Antidepressants with relatively short half-lives are desirable for people with multiple comorbidities and complex, multiple-drug regimens because they allow for once-daily dosing. A short half-life enables physicians to switch more rapidly and safely to an alternative antidepressant if treatment fails or if unfavorable drug reactions occur.

Linear and nonlinear pharmacokinetic.

One of the important differences to note among the SSRIs is whether their pharmacokinetic properties are linear or nonlinear.

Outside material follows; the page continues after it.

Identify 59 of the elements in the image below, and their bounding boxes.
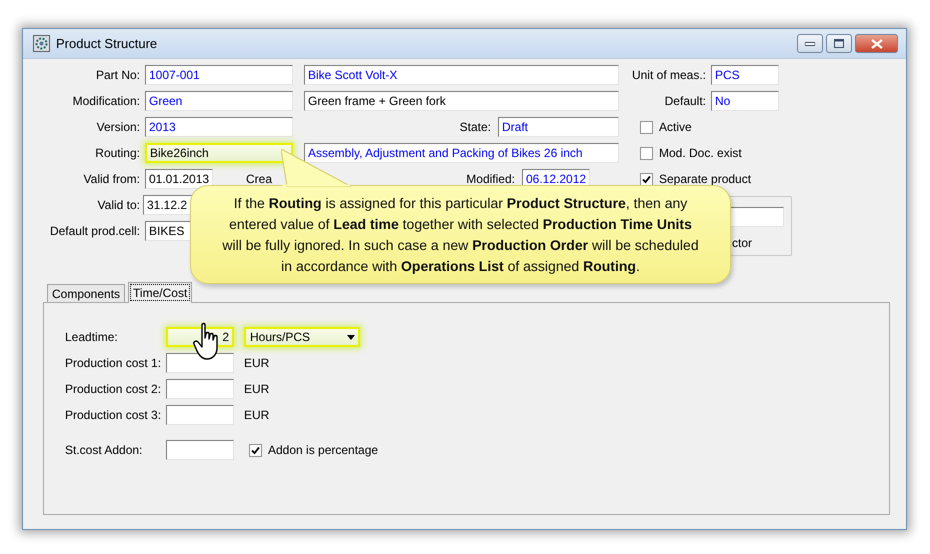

Citalopram, escitalopram and sertraline show linear and dose-proportional pharmacokinetics. Plasma concentrations of these drugs are proportional to the daily dose administered and, therefore, predictable. In contrast, fluvoxamine, fluoxetine and paroxetine have nonlinear pharmacokinetics. Higher doses may produce much greater increases in plasma drug concentrations than would otherwise be expected. Thus, increasing the dose of paroxetine or fluoxetine can result in disproportionate and unpredictable increases in plasma levels, half-lives, and adverse effects. Titration of fluoxetine and paroxetine doses may therefore be more difficult than with citalopram, escitalopram and sertraline.

Drug Interactions

The interaction between monoamine oxidase inhibitors (MAOIs) and SSRIs is the most important drug interaction limiting SSRI use. This combination may lead to the development of a hyperserotonergic syndrome consisting of excitement, diaphoresis, rigidity, hyperthermia, tachycardia, hypertension, and possibly death. The severity of this interaction necessitates at least 5 week washout when switching a patient from fluoxetine to an MAOI to allow complete elimination of the fluoxetine. At least 14 days should be allowed after stopping citalopram, escitalopram, paroxetine or sertraline before starting an MAOI. This difference in washout time between fluoxetine and citalopram, escitalopram, paroxetine and sertraline when switching from an SSRI to an MAOI is one of the key differences between SSRIs.

Citalopram, escitalopram and sertraline have the lowest potential for drug interactions among the SSRIs. Citalopram should be avoided in patients likely to take overdoses. Sertraline would be preferable for cardiac patients taking beta blockers or type IC antiarrhythmic agents.